L'agroalimentaire, un fleuron fragile du commerce extérieur français

  • Après avoir bondi de 36% en valeur en 2022 sous l'effet de la flambée des prix du blé provoquée par la guerre en Ukraine, les exportations de produits agricoles ont reculé de 15% en 2023
  • Le pays est le premier producteur agricole européen et profite de la réputation de ses produits

PARIS: Avec leurs vins, leurs céréales et leurs fromages, l'agriculture et l'industrie alimentaire françaises restent un fleuron du commerce extérieur du pays, mais cette puissance s'érode.

Après avoir bondi de 36% en valeur en 2022 sous l'effet de la flambée des prix du blé provoquée par la guerre en Ukraine, les exportations de produits agricoles ont reculé de 15% en 2023, selon les chiffres des Douanes diffusés début février.

Les importations ont parallèlement progressé de 1%.

Résultat: "le solde agricole reste excédentaire mais à un niveau près de quatre fois moindre qu'en 2022 (1,2 milliard d'euros contre 4,8 milliards en 2022)", notent les Douanes.

Les exportations de produits agroalimentaires ont, elles, progressé, mais à un rythme ralenti (+2%).

Au total, l'agroalimentaire a continué en 2023 à dégager un excédent commercial, de 6,7 milliards d'euros, mais inférieur à celui de l'année précédente (10 milliards).
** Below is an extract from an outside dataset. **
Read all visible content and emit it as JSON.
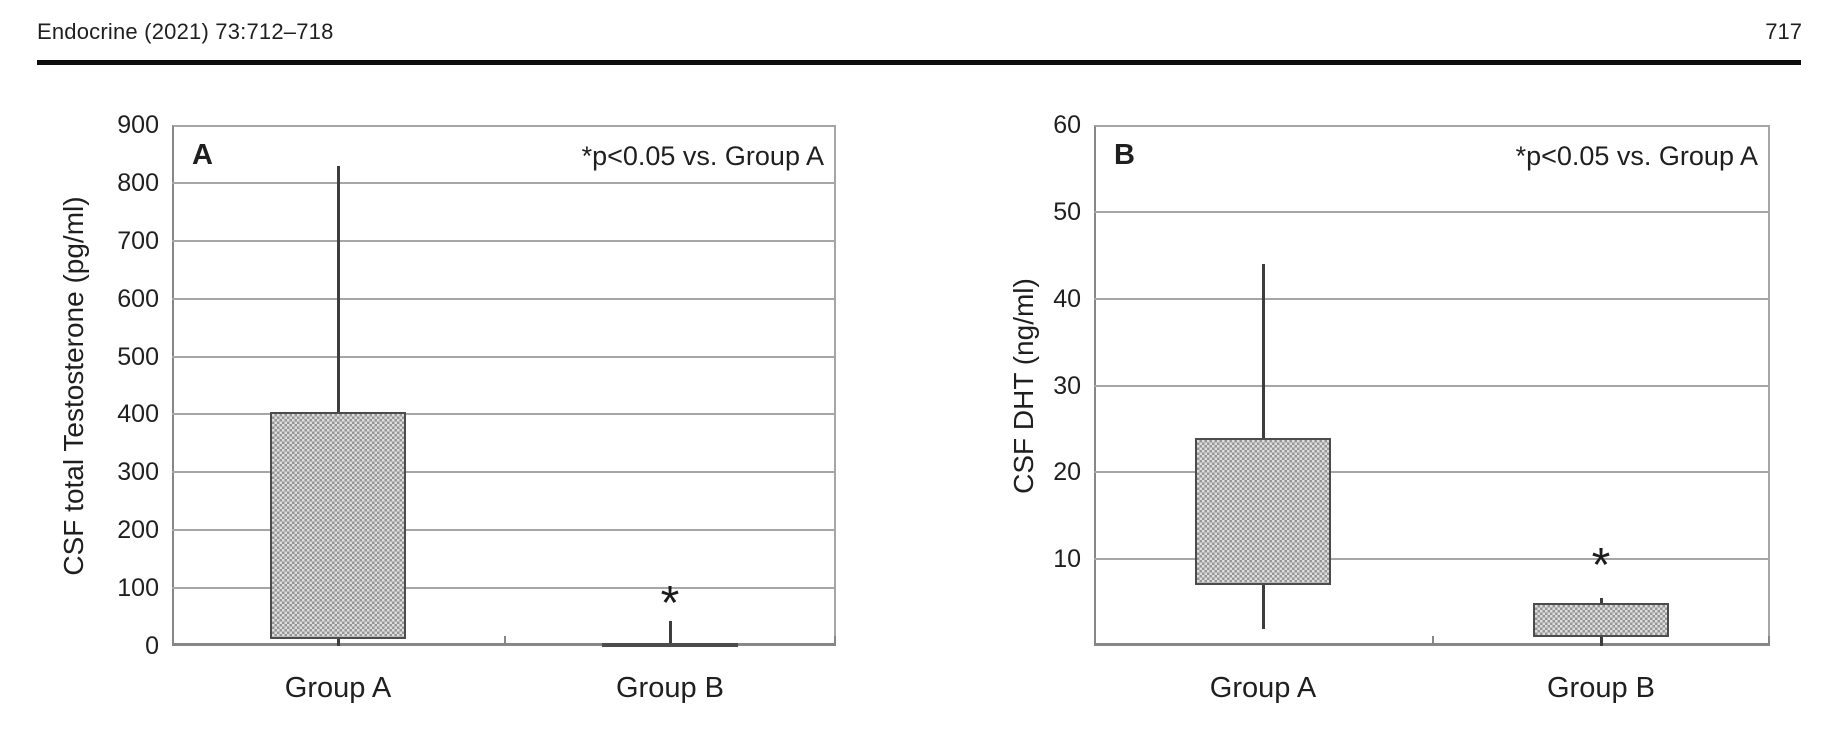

Un repli à relativiser, estime Thierry Pouch, chargé des études économiques aux chambres d'agriculture.

"La France n'a plus connu de déficit (des échanges agroalimentaires) depuis 1977", rappelle-t-il. On observe certes un "tassement" ces dernières années, mais "la tendance reste entre 5 et 10 milliards d'euros par an d'excédent", ajoute-t-il.

Du 2e au 6e rang

L'agroalimentaire est le troisième poste d'excédent commercial pour la France, après l'aéronautique/spatial et le secteur chimie/parfums/cosmétique.
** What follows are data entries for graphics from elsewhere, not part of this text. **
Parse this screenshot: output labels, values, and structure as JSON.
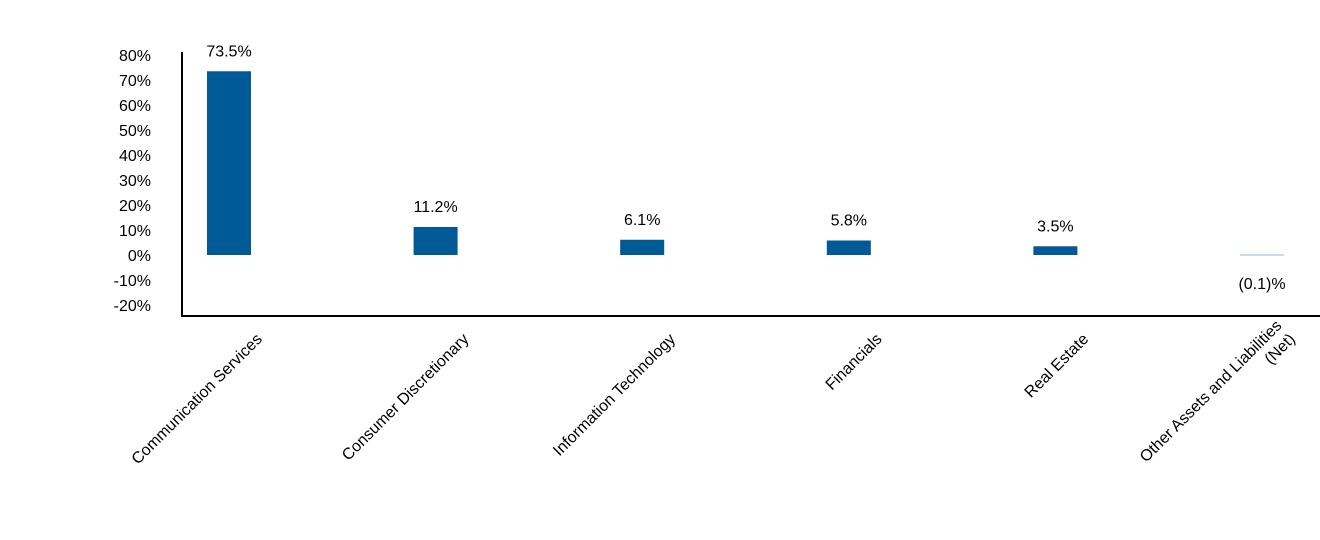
{
  "chart_data": {
    "type": "bar",
    "title": "",
    "xlabel": "",
    "ylabel": "",
    "categories": [
      [
        "Communication Services"
      ],
      [
        "Consumer Discretionary"
      ],
      [
        "Information Technology"
      ],
      [
        "Financials"
      ],
      [
        "Real Estate"
      ],
      [
        "Other Assets and Liabilities",
        "(Net)"
      ]
    ],
    "values": [
      73.5,
      11.2,
      6.1,
      5.8,
      3.5,
      -0.1
    ],
    "data_labels": [
      "73.5%",
      "11.2%",
      "6.1%",
      "5.8%",
      "3.5%",
      "(0.1)%"
    ],
    "ylim": [
      -20,
      80
    ],
    "y_ticks": [
      80,
      70,
      60,
      50,
      40,
      30,
      20,
      10,
      0,
      -10,
      -20
    ],
    "y_tick_labels": [
      "80%",
      "70%",
      "60%",
      "50%",
      "40%",
      "30%",
      "20%",
      "10%",
      "0%",
      "-10%",
      "-20%"
    ],
    "grid": false,
    "legend": "none",
    "bar_color": "#005A96"
  }
}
Le pays est le premier producteur agricole européen et profite de la réputation de ses produits.

En 2022, selon l'organisme public FranceAgriMer, la France était le 1er pays exportateur mondial de vins et spiritueux, de semences et plants, d'animaux vivants et génétique animale, ainsi que le 4e exportateur de lait et produits laitiers, et de sucre.
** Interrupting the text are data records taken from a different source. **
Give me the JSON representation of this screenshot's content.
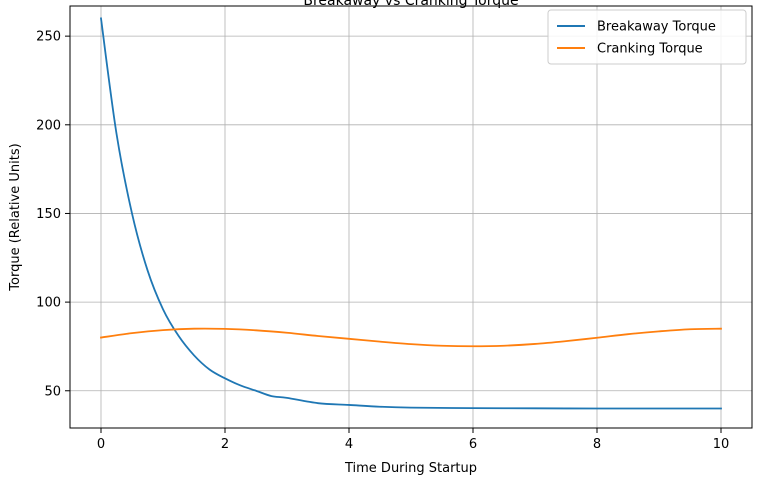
{
  "chart_data": {
    "type": "line",
    "title": "Breakaway vs Cranking Torque",
    "xlabel": "Time During Startup",
    "ylabel": "Torque (Relative Units)",
    "xlim": [
      -0.5,
      10.5
    ],
    "ylim": [
      29,
      267
    ],
    "xticks": [
      0,
      2,
      4,
      6,
      8,
      10
    ],
    "yticks": [
      50,
      100,
      150,
      200,
      250
    ],
    "grid": true,
    "legend_position": "upper right",
    "series": [
      {
        "name": "Breakaway Torque",
        "color": "#1f77b4",
        "x": [
          0,
          0.25,
          0.5,
          0.75,
          1.0,
          1.25,
          1.5,
          1.75,
          2.0,
          2.25,
          2.5,
          2.75,
          3.0,
          3.5,
          4.0,
          4.5,
          5.0,
          6.0,
          7.0,
          8.0,
          9.0,
          10.0
        ],
        "values": [
          260,
          195,
          150,
          118,
          96,
          81,
          70,
          62,
          57,
          53,
          50,
          47,
          46,
          43,
          42,
          41,
          40.5,
          40.2,
          40.1,
          40.0,
          40.0,
          40.0
        ]
      },
      {
        "name": "Cranking Torque",
        "color": "#ff7f0e",
        "x": [
          0,
          0.5,
          1.0,
          1.5,
          2.0,
          2.5,
          3.0,
          3.5,
          4.0,
          4.5,
          5.0,
          5.5,
          6.0,
          6.5,
          7.0,
          7.5,
          8.0,
          8.5,
          9.0,
          9.5,
          10.0
        ],
        "values": [
          80,
          82.5,
          84.2,
          85.0,
          84.9,
          84.1,
          82.7,
          80.9,
          79.3,
          77.7,
          76.3,
          75.4,
          75.1,
          75.4,
          76.4,
          78.0,
          79.9,
          81.9,
          83.5,
          84.7,
          85.0
        ]
      }
    ]
  }
}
"Toutefois, ce qui inquiète, ce n'est pas tant que la France ne soit plus une puissance agricole; c'est qu'elle le soit de moins en moins", d'après un rapport du Sénat sur la "compétitivité de la ferme France" paru en septembre 2022.

La France était cette année-là le 6e exportateur mondial de produits agricoles et agroalimentaires, avec 4,5% de part de marché, derrière les Etats-Unis, le Brésil, les Pays-Bas, l'Allemagne, la Chine, selon FranceAgriMer. Elle était 2e en 2000 avec près de 8% de part de marché.

Parmi les facteurs avancés dans le rapport sénatorial pour expliquer le repli de la compétitivité figurent le coût du travail, le degré d'exigence des politiques environnementales, la taille des exploitations en moyenne plus petites que celle des concurrents, une productivité en berne. Et la stratégie de montée en gamme pour atteindre des marchés de niche plus rémunérateurs s'est avérée "être un mauvais calcul", ont conclu les sénateurs.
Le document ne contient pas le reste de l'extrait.